Higher production at the Cayeli copper-zinc mine in Turkey and the Troilus gold mine in northern Quebec helped offset lower metal prices and powered Inmet Mining (IMN-T) to improved results during the three months ended March 31.
The recent quarter’s net income came to $1.4 million (or a penny per fully diluted share), compared with the year-ago period’s net loss of $2.8 million (a dime per share). Cash flow from operations was $22.8 million, an $18.3-million turnaround from the $4.5 million consumed during the corresponding period of 2001. The improved cash flow is attributed to improved earnings from Cayeli and Troilus. Also, Troilus reduced its average receivables from four months of sales to two, boosting cash flow by about $8 million.
At Cayeli, zinc and copper production were both significantly higher with improved mill throughput and grades. Cayeli churned out 9,700 tonnes copper and 9,600 tonnes zinc, well above year-ago level. Production during the first quarter of 2001 was stymied by a strike that lasted until mid-March. Cash costs at Cayeli rang in at US$1,036 per tonne of copper.
In March, Inmet boosted its stake in Cayeli to 55% by adding another 6% for $11 million.
Work to replace the tailings pipeline at Cayeli is on schedule for completion this summer. The program comes with an estimated price tag of US$4.5 million. Inmet is also in the process of awarding an engineering contract for the deepening of Cayeli’s shaft, which is slated to begin in 2003. The deepening, to be completed by mid-2004, will provide access to resources at depth.
The Troilus mine pumped out 43,300 oz. gold during the recent quarter, up from 35,000 oz. a year earlier, thanks to slightly higher gold grades. Mill throughput also edged higher. Similarly, cash costs improved, falling US$30 per oz. to US$215 per oz. on higher production volume.
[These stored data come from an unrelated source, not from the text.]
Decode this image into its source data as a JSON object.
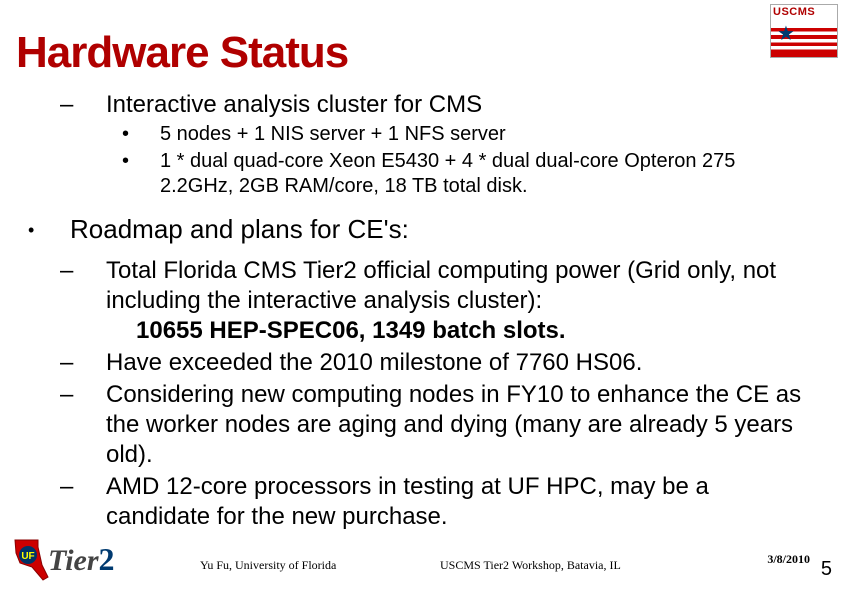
{
  "title": "Hardware Status",
  "logo_uscms_text": "USCMS",
  "section1": {
    "heading": "Interactive analysis cluster for CMS",
    "bullets": [
      "5 nodes + 1 NIS server + 1 NFS server",
      "1 * dual quad-core Xeon E5430 + 4 * dual dual-core Opteron 275 2.2GHz, 2GB RAM/core, 18 TB total disk."
    ]
  },
  "section2": {
    "heading": "Roadmap and plans for CE's:",
    "items": [
      {
        "text": "Total Florida CMS Tier2 official computing power (Grid only, not including the interactive analysis cluster):",
        "spec": "10655 HEP-SPEC06,  1349 batch slots."
      },
      {
        "text": "Have exceeded the 2010 milestone of 7760 HS06."
      },
      {
        "text": "Considering new computing nodes in FY10 to enhance the CE as the worker nodes are aging and dying (many are already 5 years old)."
      },
      {
        "text": "AMD 12-core processors in testing at UF HPC, may be a candidate for the new purchase."
      }
    ]
  },
  "footer": {
    "author": "Yu Fu, University of Florida",
    "event": "USCMS Tier2 Workshop, Batavia, IL",
    "date": "3/8/2010",
    "page": "5",
    "tier_label": "Tier",
    "tier_num": "2"
  }
}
Better-than-expected copper byproduct credits also helped improve costs.
In February, Barrick Gold (ABX-T) announced it would appeal an $88.2-million judgment awarded to Inmet against its subsidiary, Homestake Mining, over the cancelled purchase of the Troilus mine.
For their part, Inmet has requested that the Court reopen the trial to allow it to make a claim for prejudgement interest from the date of Homestake’s breach of contract. A decision is pending.
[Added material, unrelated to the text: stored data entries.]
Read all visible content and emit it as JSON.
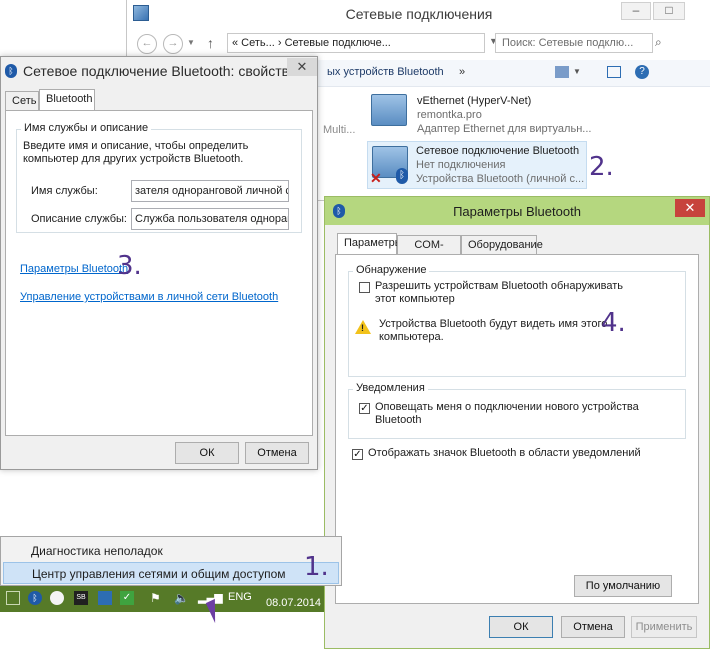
{
  "explorer": {
    "title": "Сетевые подключения",
    "address": "«  Сеть...  ›  Сетевые подключе...",
    "search_placeholder": "Поиск: Сетевые подклю...",
    "cmdbar_text": "ых устройств Bluetooth",
    "left_fragment": "Multi...",
    "connections": [
      {
        "name": "vEthernet (HyperV-Net)",
        "line2": "remontka.pro",
        "line3": "Адаптер Ethernet для виртуальн..."
      },
      {
        "name": "Сетевое подключение Bluetooth",
        "line2": "Нет подключения",
        "line3": "Устройства Bluetooth (личной с..."
      }
    ],
    "step_label": "2."
  },
  "props": {
    "title": "Сетевое подключение Bluetooth: свойства",
    "tabs": [
      "Сеть",
      "Bluetooth"
    ],
    "group_label": "Имя службы и описание",
    "description": "Введите имя и описание, чтобы определить компьютер для других устройств Bluetooth.",
    "service_name_label": "Имя службы:",
    "service_name_value": "зателя одноранговой личной сети",
    "service_desc_label": "Описание службы:",
    "service_desc_value": "Служба пользователя одноранговой",
    "link_params": "Параметры Bluetooth",
    "step_label": "3.",
    "link_manage": "Управление устройствами в личной сети Bluetooth",
    "ok": "ОК",
    "cancel": "Отмена"
  },
  "bt": {
    "title": "Параметры Bluetooth",
    "tabs": [
      "Параметры",
      "COM-порты",
      "Оборудование"
    ],
    "discovery_label": "Обнаружение",
    "allow_discovery": "Разрешить устройствам Bluetooth обнаруживать этот компьютер",
    "warning": "Устройства Bluetooth будут видеть имя этого компьютера.",
    "step_label": "4.",
    "notifications_label": "Уведомления",
    "notify_new": "Оповещать меня о подключении нового устройства Bluetooth",
    "show_icon": "Отображать значок Bluetooth в области уведомлений",
    "defaults": "По умолчанию",
    "ok": "ОК",
    "cancel": "Отмена",
    "apply": "Применить"
  },
  "tray_menu": {
    "items": [
      "Диагностика неполадок",
      "Центр управления сетями и общим доступом"
    ],
    "step_label": "1."
  },
  "taskbar": {
    "lang": "ENG",
    "date": "08.07.2014"
  }
}
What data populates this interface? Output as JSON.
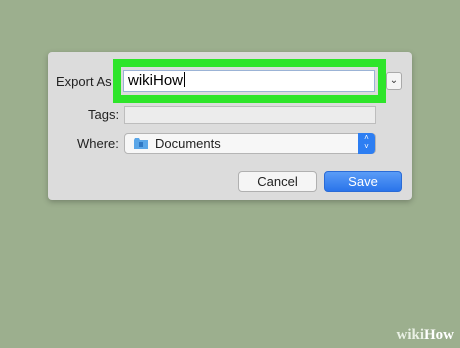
{
  "dialog": {
    "export_as_label": "Export As",
    "name_value": "wikiHow",
    "tags_label": "Tags:",
    "where_label": "Where:",
    "where_value": "Documents",
    "cancel_label": "Cancel",
    "save_label": "Save"
  },
  "icons": {
    "folder": "folder-icon",
    "expand": "chevron-down-icon",
    "stepper": "up-down-chevron-icon"
  },
  "colors": {
    "highlight": "#2ee52a",
    "accent": "#2d7ef2",
    "background": "#9caf8e"
  },
  "watermark": {
    "part1": "wiki",
    "part2": "How"
  }
}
Increased copper recovery and gold grades helped offset the effects of an 18-day maintenance shutdown of one of Ok Tedi’s two semi-autogenous grinding mills. The mill shell will be replaced in the fall of 2002.
During the quarter, OK Tedi, in Papua New Guinea, still managed to produce 54,000 tonnes copper and 119,000 oz. gold, both just slightly ahead of last year’s 53,400 tonnes and 118,500 oz., respectively. Cash costs fell to US$1,433 per tonne.
In March, Inmet received a $2.6-million dividend from Ok Tedi. It expects a similar dividend in the second quarter.Finnish mine
That same month, Inmet acquired the Pyhasalmi copper and zinc mine in Finland from Outokumpu for $92 million. Pyhasalmi turned out 3,200 tonnes of copper and 8,200 tonnes of zinc at US$551 per tonne copper.
On the exploration front, seven of eleven angled holes collared on the Jaguar discovery on the Tuetonic Bore project in Western Australia, have returned high zinc-copper-silver grades.
Running over core lengths from 0.3 to 12 metres, copper grades run between 1.9 and 5.7%, zinc between 9.3 and 17%, and silver content between 93 and 173 grams per tonne.
So far, Inmet has outlined a strike length of more than 200 metres at Jaguar. Drilling to determine the extent of the massive sulphide zone continues.
A single hole, aimed at a geophysical anomaly 10 km to the south, failed to cut any significant mineralization.
Inmet can earn a 70% interest in the property from Australian-listed Pilbara Mines by spending A$3.5 million on base metal exploration before the end of 2004. The agreement excludes all surface resources in and around the old mine site, including tailings and stockpiles. BP Minerals ran an open-pit and underground operation at Teutonic Bore between 1980 and 1985.
Looking in the hedge book, Inmet has about 45% of Troilus’ remaining 2002 forecast production hedged at an average of US$319 per ounce. None of the company’s base metal production has been hedged.
In corporate developments, Oyvind Hushovd, former president and CEO of Falconbridge (FL-T), has been added to Inmet’s board.
At the end of March, Inmet had $62 million in cash and short-term investments. The company’s net debt was running $80.6 million.